Partiti e politici

Salvini e Di Maio (il governo) lo faranno. Con Berlusconi nascosto nell’armadio

4 Aprile 2018

Dimenticatevi il Movimento 5 Stelle come lo avete conosciuto fino ad oggi, per un po’ non lo vedrete più. La radicale mutazione che ha portato il partito del “vaffa” a diventare una forza moderata che propone agli avversari un “patto di governo alla tedesca” è stata velocissima e apparentemente indolore.
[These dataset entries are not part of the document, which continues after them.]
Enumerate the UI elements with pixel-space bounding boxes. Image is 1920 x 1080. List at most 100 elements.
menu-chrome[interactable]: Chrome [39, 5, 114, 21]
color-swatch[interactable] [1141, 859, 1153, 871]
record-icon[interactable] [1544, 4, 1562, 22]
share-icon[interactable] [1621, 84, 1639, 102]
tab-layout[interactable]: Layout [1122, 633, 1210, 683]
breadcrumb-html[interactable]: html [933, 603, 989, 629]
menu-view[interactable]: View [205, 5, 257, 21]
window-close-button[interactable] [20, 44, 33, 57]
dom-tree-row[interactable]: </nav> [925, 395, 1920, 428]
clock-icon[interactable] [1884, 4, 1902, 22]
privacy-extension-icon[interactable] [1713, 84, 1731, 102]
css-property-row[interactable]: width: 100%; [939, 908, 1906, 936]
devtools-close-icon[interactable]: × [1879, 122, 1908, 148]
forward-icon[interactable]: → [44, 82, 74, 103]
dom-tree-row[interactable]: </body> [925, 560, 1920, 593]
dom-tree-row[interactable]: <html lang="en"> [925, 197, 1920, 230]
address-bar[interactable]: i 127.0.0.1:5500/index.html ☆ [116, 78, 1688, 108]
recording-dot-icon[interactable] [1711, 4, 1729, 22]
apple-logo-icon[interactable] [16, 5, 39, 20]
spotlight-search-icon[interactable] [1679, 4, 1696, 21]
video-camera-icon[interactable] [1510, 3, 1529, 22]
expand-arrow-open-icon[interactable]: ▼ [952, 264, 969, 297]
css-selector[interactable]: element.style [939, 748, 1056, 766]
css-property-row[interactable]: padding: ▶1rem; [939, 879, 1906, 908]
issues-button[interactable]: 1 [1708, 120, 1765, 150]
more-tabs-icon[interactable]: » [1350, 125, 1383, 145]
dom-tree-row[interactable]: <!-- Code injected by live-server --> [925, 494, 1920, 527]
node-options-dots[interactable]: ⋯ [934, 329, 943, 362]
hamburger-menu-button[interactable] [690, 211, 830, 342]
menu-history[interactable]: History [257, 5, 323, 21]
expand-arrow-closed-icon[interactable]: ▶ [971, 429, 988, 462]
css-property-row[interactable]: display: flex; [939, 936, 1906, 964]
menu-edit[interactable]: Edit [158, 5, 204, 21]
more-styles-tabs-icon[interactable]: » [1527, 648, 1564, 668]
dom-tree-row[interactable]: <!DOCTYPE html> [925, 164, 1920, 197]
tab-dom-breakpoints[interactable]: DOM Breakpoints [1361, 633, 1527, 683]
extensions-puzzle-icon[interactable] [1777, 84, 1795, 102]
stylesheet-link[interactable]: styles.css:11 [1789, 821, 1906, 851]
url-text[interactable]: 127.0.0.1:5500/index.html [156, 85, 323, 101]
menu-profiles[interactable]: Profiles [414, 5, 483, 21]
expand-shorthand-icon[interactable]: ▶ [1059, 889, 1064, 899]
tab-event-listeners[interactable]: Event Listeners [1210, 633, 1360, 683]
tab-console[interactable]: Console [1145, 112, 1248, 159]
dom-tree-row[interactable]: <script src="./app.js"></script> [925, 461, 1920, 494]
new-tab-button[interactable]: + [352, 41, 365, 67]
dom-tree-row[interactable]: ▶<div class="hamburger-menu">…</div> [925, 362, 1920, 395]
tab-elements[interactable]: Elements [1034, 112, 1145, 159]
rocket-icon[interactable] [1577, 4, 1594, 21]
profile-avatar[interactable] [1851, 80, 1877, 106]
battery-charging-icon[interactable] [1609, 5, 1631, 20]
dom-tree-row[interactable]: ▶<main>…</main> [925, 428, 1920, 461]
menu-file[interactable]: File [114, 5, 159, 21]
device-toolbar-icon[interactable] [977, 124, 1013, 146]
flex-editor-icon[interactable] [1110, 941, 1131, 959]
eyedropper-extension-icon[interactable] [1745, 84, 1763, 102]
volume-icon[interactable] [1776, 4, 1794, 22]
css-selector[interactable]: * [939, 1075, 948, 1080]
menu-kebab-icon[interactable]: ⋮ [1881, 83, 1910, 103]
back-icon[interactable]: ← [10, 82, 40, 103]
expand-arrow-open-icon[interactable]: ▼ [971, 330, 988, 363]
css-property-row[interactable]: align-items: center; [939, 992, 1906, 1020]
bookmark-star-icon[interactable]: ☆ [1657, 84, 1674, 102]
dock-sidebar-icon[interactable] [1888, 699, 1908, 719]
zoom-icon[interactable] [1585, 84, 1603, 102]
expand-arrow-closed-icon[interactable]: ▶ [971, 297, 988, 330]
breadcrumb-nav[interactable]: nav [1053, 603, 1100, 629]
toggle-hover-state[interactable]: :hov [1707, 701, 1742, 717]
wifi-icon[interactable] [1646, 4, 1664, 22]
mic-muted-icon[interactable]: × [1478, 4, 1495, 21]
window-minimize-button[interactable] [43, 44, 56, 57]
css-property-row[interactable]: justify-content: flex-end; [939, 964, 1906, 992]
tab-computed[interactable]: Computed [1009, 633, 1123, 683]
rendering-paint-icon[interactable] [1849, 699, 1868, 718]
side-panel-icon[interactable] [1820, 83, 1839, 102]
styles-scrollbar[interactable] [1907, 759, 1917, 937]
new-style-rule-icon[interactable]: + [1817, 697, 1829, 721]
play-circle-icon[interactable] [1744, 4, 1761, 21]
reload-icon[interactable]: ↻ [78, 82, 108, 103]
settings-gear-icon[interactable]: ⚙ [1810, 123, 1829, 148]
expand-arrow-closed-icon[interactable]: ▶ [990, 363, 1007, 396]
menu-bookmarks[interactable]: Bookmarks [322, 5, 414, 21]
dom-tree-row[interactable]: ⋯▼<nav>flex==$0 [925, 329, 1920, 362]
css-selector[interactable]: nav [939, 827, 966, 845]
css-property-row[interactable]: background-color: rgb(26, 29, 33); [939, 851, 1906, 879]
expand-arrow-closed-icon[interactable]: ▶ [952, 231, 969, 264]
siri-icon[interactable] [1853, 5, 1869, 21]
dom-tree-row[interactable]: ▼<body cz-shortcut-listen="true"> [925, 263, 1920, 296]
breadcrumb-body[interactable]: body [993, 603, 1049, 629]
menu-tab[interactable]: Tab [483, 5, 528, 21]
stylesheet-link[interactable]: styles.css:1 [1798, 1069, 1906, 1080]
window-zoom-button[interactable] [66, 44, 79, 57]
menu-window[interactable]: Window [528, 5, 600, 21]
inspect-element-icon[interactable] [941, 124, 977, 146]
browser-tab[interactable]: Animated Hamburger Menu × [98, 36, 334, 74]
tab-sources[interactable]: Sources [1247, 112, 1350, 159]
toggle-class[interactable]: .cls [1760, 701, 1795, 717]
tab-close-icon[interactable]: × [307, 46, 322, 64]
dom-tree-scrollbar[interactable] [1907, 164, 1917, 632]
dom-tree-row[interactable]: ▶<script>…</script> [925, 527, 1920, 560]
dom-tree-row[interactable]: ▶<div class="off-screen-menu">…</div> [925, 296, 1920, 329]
Anche i commentatori meno attenti avranno ormai compreso che la delicata partita del nuovo esecutivo ha modificato in modo forse permanente l’approccio al potere del cartello elettorale di proprietà dalla Casaleggio Associati. Normale, penseranno in molti. Quando si vuole essere forza di governo si mettono da parte le asce di battaglia e ci si apre al dialogo. In fondo nella storia recente non sarebbe il primo caso: basti ricordiare il PCI, che dopo la caduta del Muro di Berlino iniziò il suo processo di trasformazione o il Movimento Sociale Italiano, che grazie alla faccia rassicurante di Gianfranco Fini divenne uno dei pilastri dei governi Berlusconi.
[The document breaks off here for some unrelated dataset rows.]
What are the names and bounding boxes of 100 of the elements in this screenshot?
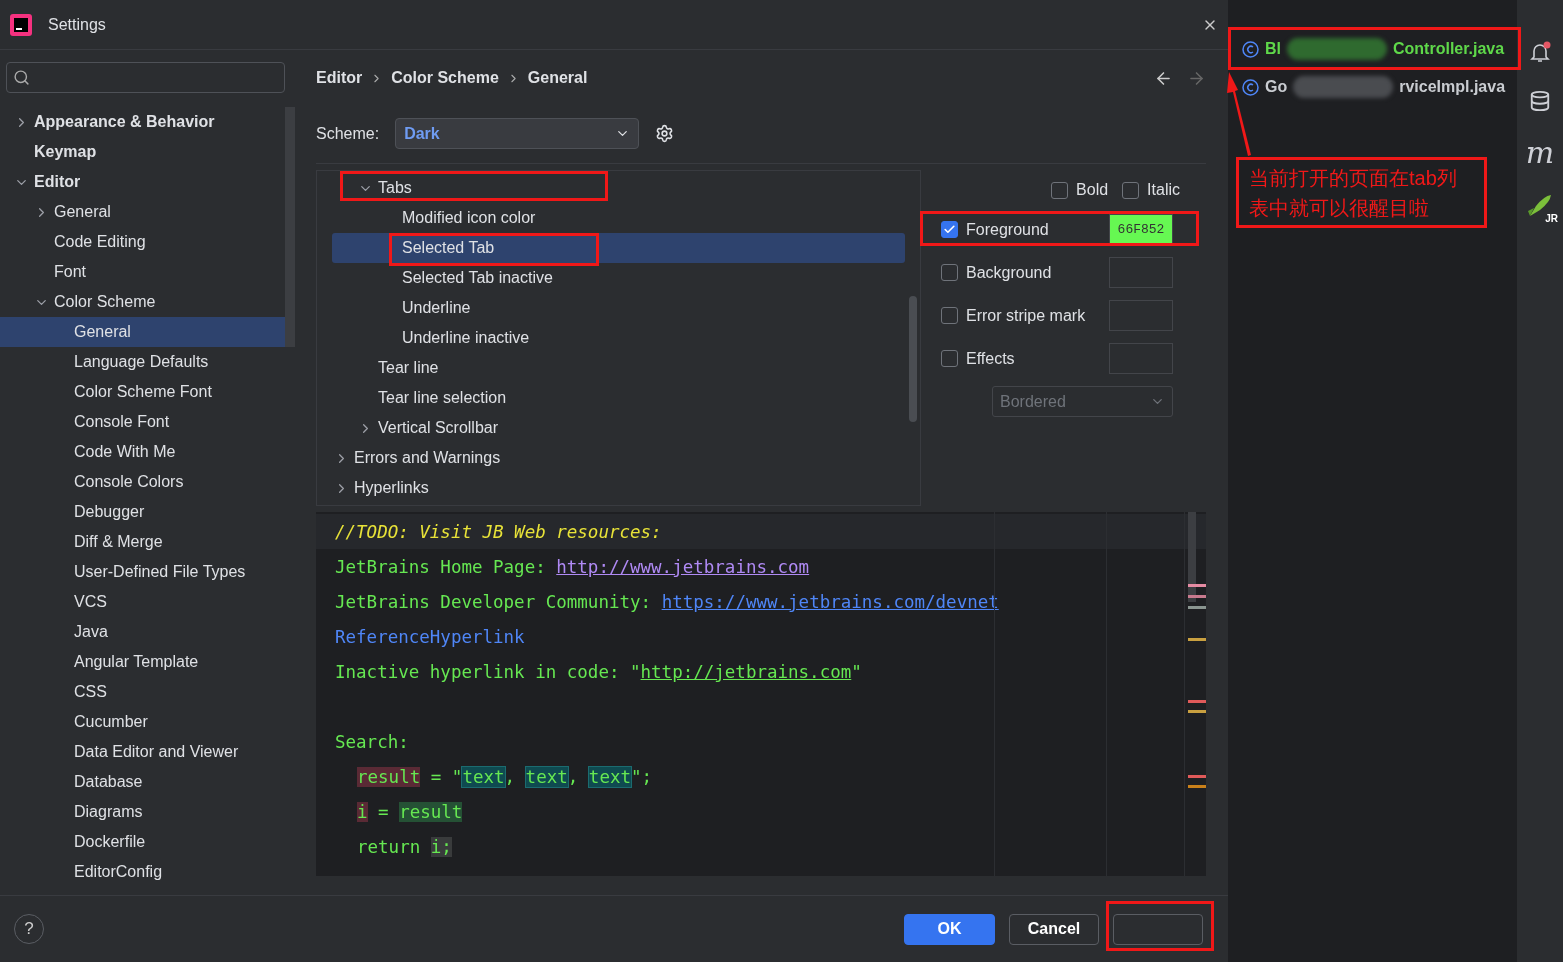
tree-item[interactable]: Selected Tab xyxy=(332,233,905,263)
code-token: ReferenceHyperlink xyxy=(335,626,525,647)
checkbox-label: Italic xyxy=(1147,181,1180,199)
code-token: " xyxy=(851,661,862,682)
window-title: Settings xyxy=(48,15,107,34)
code-token: i; xyxy=(430,836,452,857)
tree-item[interactable]: Underline xyxy=(332,293,905,323)
sidebar-item[interactable]: Keymap xyxy=(0,137,285,167)
sidebar-item[interactable]: VCS xyxy=(0,587,285,617)
code-token: text xyxy=(525,766,568,787)
breadcrumb-item[interactable]: Color Scheme xyxy=(391,69,499,87)
checkbox-label: Foreground xyxy=(966,220,1049,239)
code-token: = xyxy=(377,801,390,822)
sidebar-item[interactable]: Code Editing xyxy=(0,227,285,257)
scheme-label: Scheme: xyxy=(316,124,380,143)
sidebar-item[interactable]: Diff & Merge xyxy=(0,527,285,557)
color-swatch[interactable] xyxy=(1109,300,1173,331)
sidebar-item[interactable]: Cucumber xyxy=(0,707,285,737)
jrebel-label: JR xyxy=(1545,213,1558,224)
breadcrumb-item[interactable]: Editor xyxy=(316,69,363,87)
sidebar-item[interactable]: Angular Template xyxy=(0,647,285,677)
color-swatch[interactable]: 66F852 xyxy=(1109,214,1173,245)
checkbox[interactable] xyxy=(941,264,958,281)
tree-item[interactable]: Tear line xyxy=(332,353,905,383)
tree-item[interactable]: Hyperlinks xyxy=(332,473,905,503)
scrollbar[interactable] xyxy=(285,107,295,347)
tree-item[interactable]: Underline inactive xyxy=(332,323,905,353)
sidebar-item[interactable]: Debugger xyxy=(0,497,285,527)
tree-item[interactable]: Tabs xyxy=(332,173,905,203)
sidebar-item[interactable]: Console Colors xyxy=(0,467,285,497)
sidebar-item[interactable]: User-Defined File Types xyxy=(0,557,285,587)
breadcrumb-item[interactable]: General xyxy=(527,69,588,87)
code-token: result xyxy=(399,801,463,822)
file-tab[interactable]: Go rviceImpl.java xyxy=(1242,72,1517,102)
sidebar-item[interactable]: CSS xyxy=(0,677,285,707)
code-token: Search: xyxy=(335,731,409,752)
code-token: text xyxy=(462,766,505,787)
class-icon xyxy=(1242,78,1259,96)
annotation-text: 当前打开的页面在tab列表中就可以很醒目啦 xyxy=(1236,157,1487,228)
sidebar-item[interactable]: Data Editor and Viewer xyxy=(0,737,285,767)
code-token: JetBrains Home Page: xyxy=(335,556,547,577)
tree-item[interactable]: Selected Tab inactive xyxy=(332,263,905,293)
sidebar-item[interactable]: Editor xyxy=(0,167,285,197)
checkbox[interactable] xyxy=(1122,181,1140,199)
code-token: = " xyxy=(429,766,463,787)
sidebar-item[interactable]: Color Scheme Font xyxy=(0,377,285,407)
database-icon[interactable] xyxy=(1529,90,1551,112)
code-token: return xyxy=(357,836,422,857)
tree-item[interactable]: Modified icon color xyxy=(332,203,905,233)
checkbox[interactable] xyxy=(941,307,958,324)
ok-button[interactable]: OK xyxy=(904,913,995,945)
code-token: Inactive hyperlink in code: " xyxy=(335,661,641,682)
code-token: https://www.jetbrains.com/devnet xyxy=(661,591,999,612)
cancel-button[interactable]: Cancel xyxy=(1009,913,1099,945)
code-token: , xyxy=(567,766,580,787)
code-token: http://www.jetbrains.com xyxy=(556,556,810,577)
class-icon xyxy=(1242,40,1259,58)
scheme-dropdown[interactable]: Dark xyxy=(395,118,640,149)
sidebar-item[interactable]: Appearance & Behavior xyxy=(0,107,285,137)
apply-button[interactable] xyxy=(1113,913,1203,945)
code-token: //TODO: Visit JB Web resources: xyxy=(335,521,662,542)
color-swatch[interactable] xyxy=(1109,343,1173,374)
code-token: JetBrains Developer Community: xyxy=(335,591,653,612)
tree-item[interactable]: Tear line selection xyxy=(332,383,905,413)
code-token: result xyxy=(357,766,421,787)
checkbox-label: Bold xyxy=(1076,181,1109,199)
checkbox[interactable] xyxy=(941,350,958,367)
sidebar-item[interactable]: General xyxy=(0,197,285,227)
search-icon xyxy=(13,69,30,86)
color-swatch[interactable] xyxy=(1109,257,1173,288)
sidebar-item[interactable]: EditorConfig xyxy=(0,857,285,887)
code-token: i xyxy=(357,801,368,822)
checkbox-label: Error stripe mark xyxy=(966,306,1086,325)
file-tab[interactable]: Bl Controller.java xyxy=(1242,34,1517,64)
sidebar-item[interactable]: Diagrams xyxy=(0,797,285,827)
code-token: text xyxy=(588,766,631,787)
code-token: "; xyxy=(631,766,653,787)
checkbox[interactable] xyxy=(941,221,958,238)
check-icon xyxy=(943,223,956,236)
sidebar-item[interactable]: Color Scheme xyxy=(0,287,285,317)
search-field[interactable] xyxy=(6,62,285,93)
maven-letter[interactable]: m xyxy=(1525,138,1555,168)
sidebar-item[interactable]: Java xyxy=(0,617,285,647)
settings-icon[interactable] xyxy=(655,124,675,143)
sidebar-item[interactable]: General xyxy=(0,317,285,347)
app-logo-icon xyxy=(10,13,32,36)
sidebar-item[interactable]: Console Font xyxy=(0,407,285,437)
sidebar-item[interactable]: Font xyxy=(0,257,285,287)
sidebar-item[interactable]: Database xyxy=(0,767,285,797)
sidebar-item[interactable]: Dockerfile xyxy=(0,827,285,857)
checkbox-label: Effects xyxy=(966,349,1015,368)
scrollbar[interactable] xyxy=(909,296,917,422)
tree-item[interactable]: Errors and Warnings xyxy=(332,443,905,473)
checkbox-label: Background xyxy=(966,263,1052,282)
sidebar-item[interactable]: Language Defaults xyxy=(0,347,285,377)
sidebar-item[interactable]: Code With Me xyxy=(0,437,285,467)
tree-item[interactable]: Vertical Scrollbar xyxy=(332,413,905,443)
notification-bell-icon[interactable] xyxy=(1528,40,1552,64)
code-token: http://jetbrains.com xyxy=(640,661,852,682)
checkbox[interactable] xyxy=(1051,181,1069,199)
Tuttavia, malgrado il generoso tentativo di moderazione e i nuovi completi firmati degli ormai ex seguaci del comicoleader genovese, l’Italia non è la Germania e Luigi Di Maio non è Angela Merkel. A parte la differenza abissale di valori (a trovarli…) e di programmi tra il Movimento 5 Stelle e la CDU tedesca, il consenso del partito della Cancelliera non si fonda sull’assunto che CSU e SPD sono associazioni per delinquere di stampo mafioso da annientare a colpi di onestà millantata e democrazia dal basso, quello dei grillini sì. E il consenso – in questa era post ideologica – è alla base di ogni forza politica, che sia di ispirazione populista o che rappresenti pezzi di establishment.
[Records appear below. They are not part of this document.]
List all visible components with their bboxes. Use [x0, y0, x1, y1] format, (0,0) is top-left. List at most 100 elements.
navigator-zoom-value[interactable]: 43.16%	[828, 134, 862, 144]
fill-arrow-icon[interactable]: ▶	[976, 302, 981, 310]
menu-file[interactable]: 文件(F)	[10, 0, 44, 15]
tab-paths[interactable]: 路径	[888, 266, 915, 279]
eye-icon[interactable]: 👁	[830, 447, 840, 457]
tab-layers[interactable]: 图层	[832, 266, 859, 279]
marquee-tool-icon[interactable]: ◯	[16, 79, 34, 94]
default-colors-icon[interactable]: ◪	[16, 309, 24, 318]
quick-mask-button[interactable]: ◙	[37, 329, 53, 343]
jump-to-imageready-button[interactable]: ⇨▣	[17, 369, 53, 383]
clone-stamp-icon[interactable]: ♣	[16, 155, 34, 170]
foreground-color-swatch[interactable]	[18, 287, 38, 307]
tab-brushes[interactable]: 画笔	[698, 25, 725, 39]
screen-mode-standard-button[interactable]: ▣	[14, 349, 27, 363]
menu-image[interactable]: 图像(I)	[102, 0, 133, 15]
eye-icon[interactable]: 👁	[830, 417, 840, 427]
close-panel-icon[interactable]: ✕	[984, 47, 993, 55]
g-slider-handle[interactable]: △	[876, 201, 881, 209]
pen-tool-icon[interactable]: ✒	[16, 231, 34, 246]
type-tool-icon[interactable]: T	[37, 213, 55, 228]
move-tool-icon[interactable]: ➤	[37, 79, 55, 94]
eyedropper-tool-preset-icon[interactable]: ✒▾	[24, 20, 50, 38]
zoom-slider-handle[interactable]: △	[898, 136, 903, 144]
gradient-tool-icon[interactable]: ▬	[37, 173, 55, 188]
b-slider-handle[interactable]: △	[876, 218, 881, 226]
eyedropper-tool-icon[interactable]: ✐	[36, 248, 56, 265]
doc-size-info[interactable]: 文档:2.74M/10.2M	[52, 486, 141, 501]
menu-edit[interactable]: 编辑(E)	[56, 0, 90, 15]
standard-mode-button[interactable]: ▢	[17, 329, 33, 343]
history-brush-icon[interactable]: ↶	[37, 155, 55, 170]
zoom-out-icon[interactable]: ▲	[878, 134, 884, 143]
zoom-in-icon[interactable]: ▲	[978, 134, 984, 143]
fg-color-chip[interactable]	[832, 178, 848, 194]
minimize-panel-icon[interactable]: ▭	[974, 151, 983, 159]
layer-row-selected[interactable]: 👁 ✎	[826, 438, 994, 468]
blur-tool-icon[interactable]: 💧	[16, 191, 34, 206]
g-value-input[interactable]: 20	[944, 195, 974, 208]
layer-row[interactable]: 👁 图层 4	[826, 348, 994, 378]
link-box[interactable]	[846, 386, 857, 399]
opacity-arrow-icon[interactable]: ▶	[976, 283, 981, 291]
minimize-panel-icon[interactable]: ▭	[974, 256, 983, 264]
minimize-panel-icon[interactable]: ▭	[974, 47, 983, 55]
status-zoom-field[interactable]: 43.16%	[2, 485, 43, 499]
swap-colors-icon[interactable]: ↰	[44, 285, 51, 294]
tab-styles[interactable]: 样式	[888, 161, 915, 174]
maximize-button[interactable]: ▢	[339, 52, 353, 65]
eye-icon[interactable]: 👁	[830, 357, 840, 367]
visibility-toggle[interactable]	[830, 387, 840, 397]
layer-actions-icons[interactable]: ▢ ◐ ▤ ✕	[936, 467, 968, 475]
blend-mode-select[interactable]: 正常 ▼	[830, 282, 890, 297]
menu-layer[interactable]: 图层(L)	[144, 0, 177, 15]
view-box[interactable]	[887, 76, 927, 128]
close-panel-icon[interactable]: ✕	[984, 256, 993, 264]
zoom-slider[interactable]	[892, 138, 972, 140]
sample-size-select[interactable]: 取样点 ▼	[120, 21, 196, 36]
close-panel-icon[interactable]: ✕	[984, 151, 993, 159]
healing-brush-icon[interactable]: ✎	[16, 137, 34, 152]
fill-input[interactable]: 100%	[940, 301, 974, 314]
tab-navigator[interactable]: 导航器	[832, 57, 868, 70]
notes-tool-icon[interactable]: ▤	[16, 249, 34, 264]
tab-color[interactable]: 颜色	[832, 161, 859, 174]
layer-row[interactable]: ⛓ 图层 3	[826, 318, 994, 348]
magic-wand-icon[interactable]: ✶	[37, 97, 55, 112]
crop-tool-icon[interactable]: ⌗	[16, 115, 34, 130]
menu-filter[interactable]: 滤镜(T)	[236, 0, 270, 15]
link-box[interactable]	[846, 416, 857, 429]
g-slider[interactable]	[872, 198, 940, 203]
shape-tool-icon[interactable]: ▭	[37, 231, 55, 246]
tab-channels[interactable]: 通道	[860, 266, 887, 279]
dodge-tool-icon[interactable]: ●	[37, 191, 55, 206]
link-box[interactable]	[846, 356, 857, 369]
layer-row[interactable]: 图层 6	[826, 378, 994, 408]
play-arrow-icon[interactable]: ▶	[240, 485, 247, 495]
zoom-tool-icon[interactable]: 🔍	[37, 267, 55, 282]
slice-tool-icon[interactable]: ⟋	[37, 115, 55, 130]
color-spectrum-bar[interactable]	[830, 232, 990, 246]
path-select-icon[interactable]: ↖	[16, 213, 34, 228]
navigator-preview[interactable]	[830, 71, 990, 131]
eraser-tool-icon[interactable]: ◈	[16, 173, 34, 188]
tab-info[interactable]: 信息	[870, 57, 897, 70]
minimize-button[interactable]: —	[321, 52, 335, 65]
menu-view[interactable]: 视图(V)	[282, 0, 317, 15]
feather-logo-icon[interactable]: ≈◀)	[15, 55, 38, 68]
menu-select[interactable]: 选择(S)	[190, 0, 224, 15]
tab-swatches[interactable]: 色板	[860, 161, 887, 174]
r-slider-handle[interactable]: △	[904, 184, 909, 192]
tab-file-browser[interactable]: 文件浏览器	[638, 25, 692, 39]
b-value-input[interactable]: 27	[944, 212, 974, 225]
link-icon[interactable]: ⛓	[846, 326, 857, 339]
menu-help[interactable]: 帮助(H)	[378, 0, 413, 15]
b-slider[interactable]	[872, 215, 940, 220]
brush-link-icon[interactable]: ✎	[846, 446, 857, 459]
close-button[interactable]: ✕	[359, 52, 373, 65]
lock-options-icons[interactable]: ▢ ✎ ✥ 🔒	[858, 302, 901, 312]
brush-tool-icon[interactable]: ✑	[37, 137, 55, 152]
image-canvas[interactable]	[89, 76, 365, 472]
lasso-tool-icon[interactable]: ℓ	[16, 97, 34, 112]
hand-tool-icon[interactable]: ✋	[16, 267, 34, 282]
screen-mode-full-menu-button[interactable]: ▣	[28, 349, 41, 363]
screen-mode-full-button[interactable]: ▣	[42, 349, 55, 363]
Prima di azzardare paragoni con i famosi “streaming” tra Pd e Movimento 5 Stelle o evocare coalizioni di governo della Prima e della Seconda Repubblica (compresa quella che ha sostenuto i governi Letta, Renzi e Gentiloni) bisognerebbe porsi almeno due semplici domande, sorvolando sulle promesse irrealizzabili del programma pentastellato, dal reddito di cittadinanza ad altri sogni. La prima domanda è legata direttamente alla tenuta del consenso. Quanti voti avrebbe preso il M5S se fosse rimasto nel solco di un civile dibattito tra forze politiche concorrenti e se non avesse passato nove anni a fomentare le classi più disagiate al grido di “ladri, mafiosi, tutti a casa”? La risposta è molto semplice: avrebbe preso molti meno voti e oggi non sarebbe la lista più votata.

La seconda domanda è più di contenuto e tocca un’altra caratteristica tipica dei grillini: quella di non seguire una chiara linea politica (né di destra né di sinistra, ripetono ossessivamente) e di affidarsi ai trend quando devono prendere ogni decisione. Quanti voti avrebbe preso il M5S se non avesse passato un’intera legislatura a confezionare video-spot propagandistici (utilizzando le aule di Camera e Senato come scenografie di urlati interventi completamente estranei alle leggi in discussione) e avesse invece sostenuto leggi condivise da una parte del suo elettorato come lo Ius Soli? In sostanza, perché in questi anni non ha cercato convergenze anche su terreni su cui avrebbe potuto trovarle? La risposta è la stessa della prima domanda: avrebbe preso molti meno voti e oggi non sarebbe la lista più votata.

In conclusione, la tardiva “normalizzazione” dei grillini rende oggi impraticabile ogni ipotesi di governo diversa da quella più naturale (e probabile): l’unione delle forze populiste e sovraniste. E non è una questione di “Aventino del Pd”, come vorrebbe far credere qualche arguto intellettuale interessato alla vicenda, ma semplicemente di totale incompatibilità di intenti tra chi ha votato dei partiti anti sistema e chi invece con il suo voto ha sostenuto il sistema, perché pensa che al netto dei limiti dei singoli quella sia la strada giusta per governare le complessità di questo tempo e del paese in cui vive. Resta l’incognita Forza Italia, partito che serve a Matteo Salvini per mantenere il suo potere contrattuale sul tavolo della trattativa. La presenza di Berlusconi in una possibile coalizione di governo mina troppo la base del consenso pentastellato e nelle stanze della Casaleggio Associati lo sanno bene. Tuttavia, il matrimonio tra Di Maio e Salvini è l’unico possibile e probabilmente alla fine si consumerà, che ci sia o meno l’ex Cavaliere nascosto nell’armadio. Se e come la società milanese riuscirà a nascondere l’ingombrante presenza dell’editore di Alessandro Di Battista, lo scopriremo nelle prossime settimane.